Make the cinema great again
On note avec intérêt que les plans de décollage ou d’entraînement dans les centrifugeuses spatiales (certainement pas leur vrai nom) sont filmés avec une caméra fixée aux machines. Ainsi, quand tout tremble et tournoie, on ressent la pression en empathie directe avec le personnage (dans le but de nous faire constater à quel point on n’aurait pas supporté d’être à sa place ?) mais on reste parfaitement ancré visuellement, sans risque de mal de mer causé par des tremblotements désordonnés de caméra (croyez-en quelqu’un qui a du finir Les Bêtes du Sud Sauvage les yeux cachés sous peine de nausée). Par contre, les plans les plus instables du film arrivent sur Terre, brutaux et perturbateurs, à un moment où la mission lunaire est particulièrement en difficulté. C’est le moment où Janet Armstrong demande des comptes ; et les citoyens américains aussi. Pourquoi tout cet argent public dépensé en conquêtes inutiles au détriment d’améliorations de leurs conditions de vie ? Un activiste noir scande le poème de Gil Scott Heron, Whitey on the Moon c’est-à-dire “Le Blanc est sur la Lune”, pendant que des images d’archives se mêlent à un montage protestataire. Il est intéressant de noter que le film évoque ces problématiques d’inégalités sociales alors que rien ne l’y obligeait, mais il les évacue aussi sec et n’y revient pas. L’homme de fer finit par marcher sur la Lune à la fin, comme dans un conte de fée, et tout le monde est réuni derrière son écran de télévision en communion et en totale harmonie. Bizarrement, Chazelle qui tient tellement à ce que ses films soient personnels, ne laisse pas clairement entrevoir son point de vue sur ces questions, qu’il soulève pourtant de lui-même.

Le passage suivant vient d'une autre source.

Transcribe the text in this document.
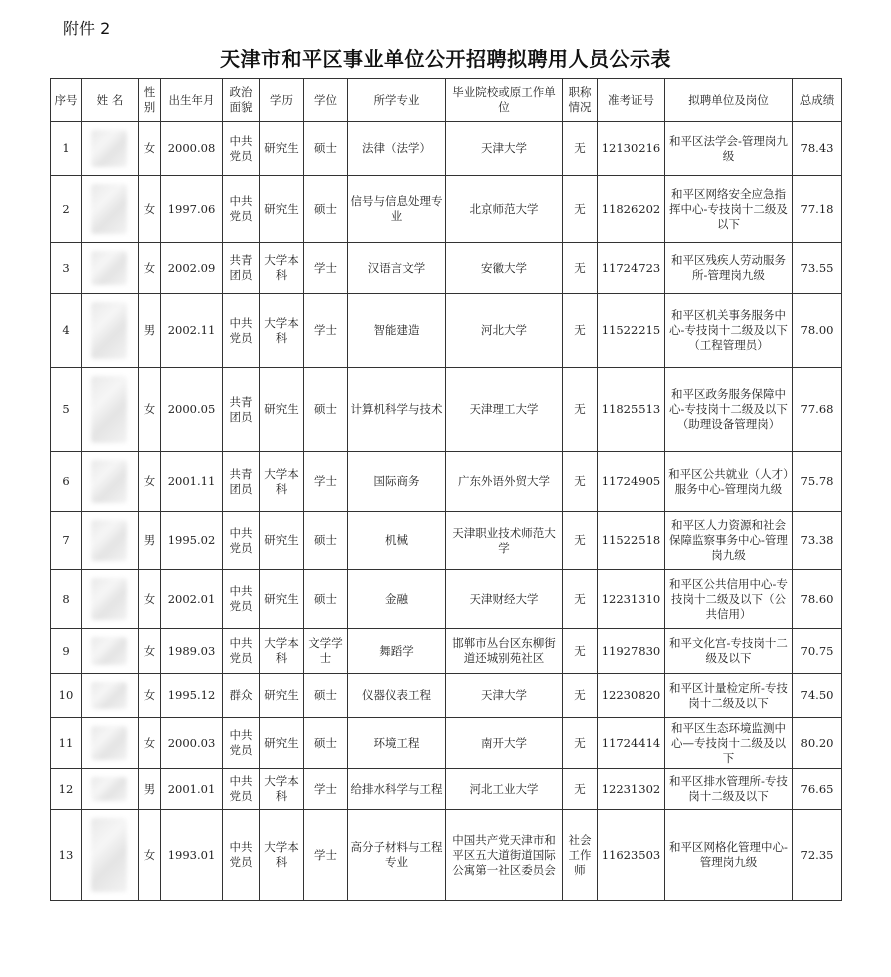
附件 2
天津市和平区事业单位公开招聘拟聘用人员公示表
序号	姓 名	性别	出生年月	政治面貌	学历	学位	所学专业	毕业院校或原工作单位	职称情况	准考证号	拟聘单位及岗位	总成绩
1		女	2000.08	中共党员	研究生	硕士	法律（法学）	天津大学	无	12130216	和平区法学会-管理岗九级	78.43
2		女	1997.06	中共党员	研究生	硕士	信号与信息处理专业	北京师范大学	无	11826202	和平区网络安全应急指挥中心-专技岗十二级及以下	77.18
3		女	2002.09	共青团员	大学本科	学士	汉语言文学	安徽大学	无	11724723	和平区残疾人劳动服务所-管理岗九级	73.55
4		男	2002.11	中共党员	大学本科	学士	智能建造	河北大学	无	11522215	和平区机关事务服务中心-专技岗十二级及以下（工程管理员）	78.00
5		女	2000.05	共青团员	研究生	硕士	计算机科学与技术	天津理工大学	无	11825513	和平区政务服务保障中心-专技岗十二级及以下（助理设备管理岗）	77.68
6		女	2001.11	共青团员	大学本科	学士	国际商务	广东外语外贸大学	无	11724905	和平区公共就业（人才）服务中心-管理岗九级	75.78
7		男	1995.02	中共党员	研究生	硕士	机械	天津职业技术师范大学	无	11522518	和平区人力资源和社会保障监察事务中心-管理岗九级	73.38
8		女	2002.01	中共党员	研究生	硕士	金融	天津财经大学	无	12231310	和平区公共信用中心-专技岗十二级及以下（公共信用）	78.60
9		女	1989.03	中共党员	大学本科	文学学士	舞蹈学	邯郸市丛台区东柳街道还城别苑社区	无	11927830	和平文化宫-专技岗十二级及以下	70.75
10		女	1995.12	群众	研究生	硕士	仪器仪表工程	天津大学	无	12230820	和平区计量检定所-专技岗十二级及以下	74.50
11		女	2000.03	中共党员	研究生	硕士	环境工程	南开大学	无	11724414	和平区生态环境监测中心—专技岗十二级及以下	80.20
12		男	2001.01	中共党员	大学本科	学士	给排水科学与工程	河北工业大学	无	12231302	和平区排水管理所-专技岗十二级及以下	76.65
13		女	1993.01	中共党员	大学本科	学士	高分子材料与工程专业	中国共产党天津市和平区五大道街道国际公寓第一社区委员会	社会工作师	11623503	和平区网格化管理中心-管理岗九级	72.35
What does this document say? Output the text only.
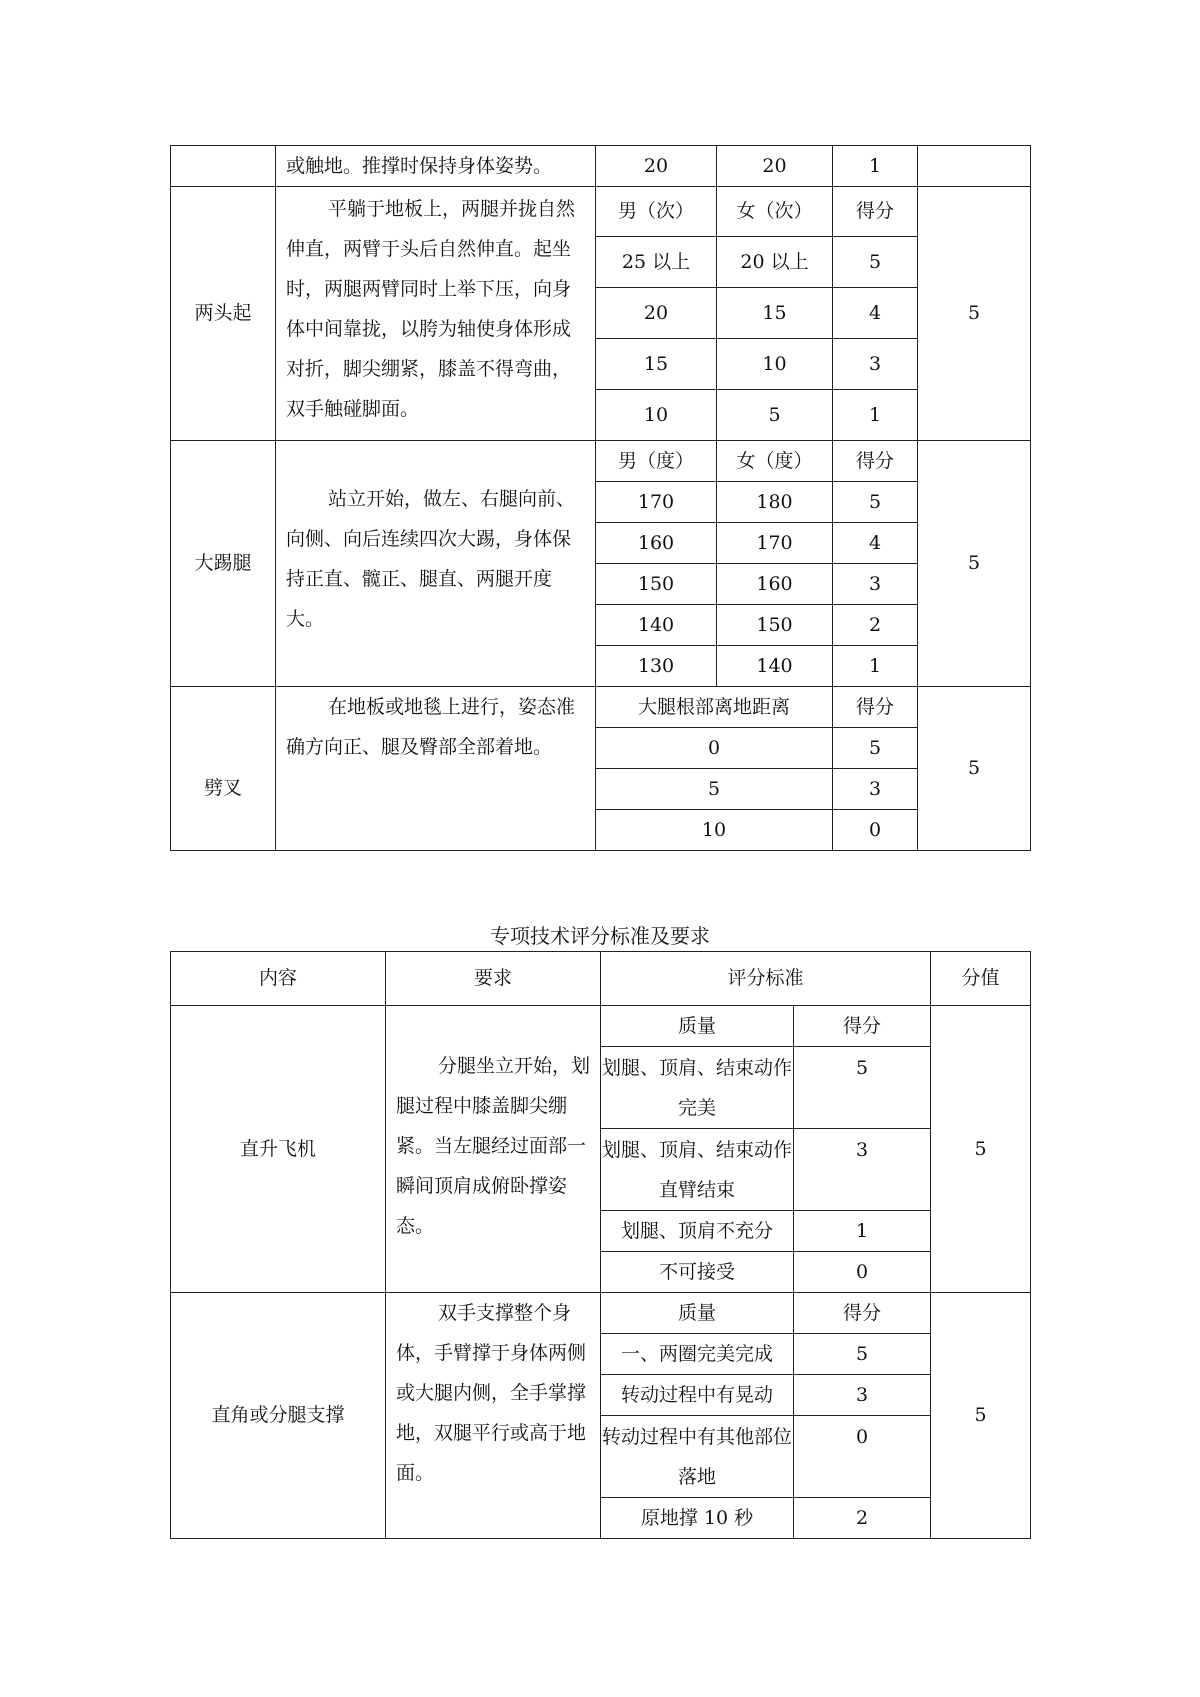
	或触地。推撑时保持身体姿势。	20	20	1	
两头起	平躺于地板上，两腿并拢自然伸直，两臂于头后自然伸直。起坐时，两腿两臂同时上举下压，向身体中间靠拢，以胯为轴使身体形成对折，脚尖绷紧，膝盖不得弯曲，双手触碰脚面。	男（次）	女（次）	得分	5
		25 以上	20 以上	5	
		20	15	4	
		15	10	3	
		10	5	1	
大踢腿	站立开始，做左、右腿向前、向侧、向后连续四次大踢，身体保持正直、髋正、腿直、两腿开度大。	男（度）	女（度）	得分	5
		170	180	5	
		160	170	4	
		150	160	3	
		140	150	2	
		130	140	1	
劈叉	在地板或地毯上进行，姿态准确方向正、腿及臀部全部着地。	大腿根部离地距离		得分	5
		0		5	
		5		3	
		10		0	
专项技术评分标准及要求
内容	要求	评分标准		分值
直升飞机	分腿坐立开始，划腿过程中膝盖脚尖绷紧。当左腿经过面部一瞬间顶肩成俯卧撑姿态。	质量	得分	5
		划腿、顶肩、结束动作完美	5	
		划腿、顶肩、结束动作直臂结束	3	
		划腿、顶肩不充分	1	
		不可接受	0	
直角或分腿支撑	双手支撑整个身体，手臂撑于身体两侧或大腿内侧，全手掌撑地，双腿平行或高于地面。	质量	得分	5
		一、两圈完美完成	5	
		转动过程中有晃动	3	
		转动过程中有其他部位落地	0	
		原地撑 10 秒	2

La vie sur Terre serait trop instable, trop désordonnée, trop compliquée ? On ne peut rien régler des problèmes sociaux alors il faut tâcher uniquement de les transcender ? Tout se règle sur la Lune ? Dans le monde des idées ? On reste incertain. On ne sait pas si First Man est un film bon ou mauvais, mais il ne semble pas très personnel. Ou plutôt la vision du monde qu’il transmet est si froide qu’elle en devient impersonnelle. Un comble.
En parallèle, First Man, malgré sa nostalgie éthérée, est salement rattrapé par la politique. En effet, un courant conservateur, Trump en tête, reproche au film son anti-américanisme pour cause de non-plantage de bannière étoilée dans le sol lunaire. Nous voilà bien.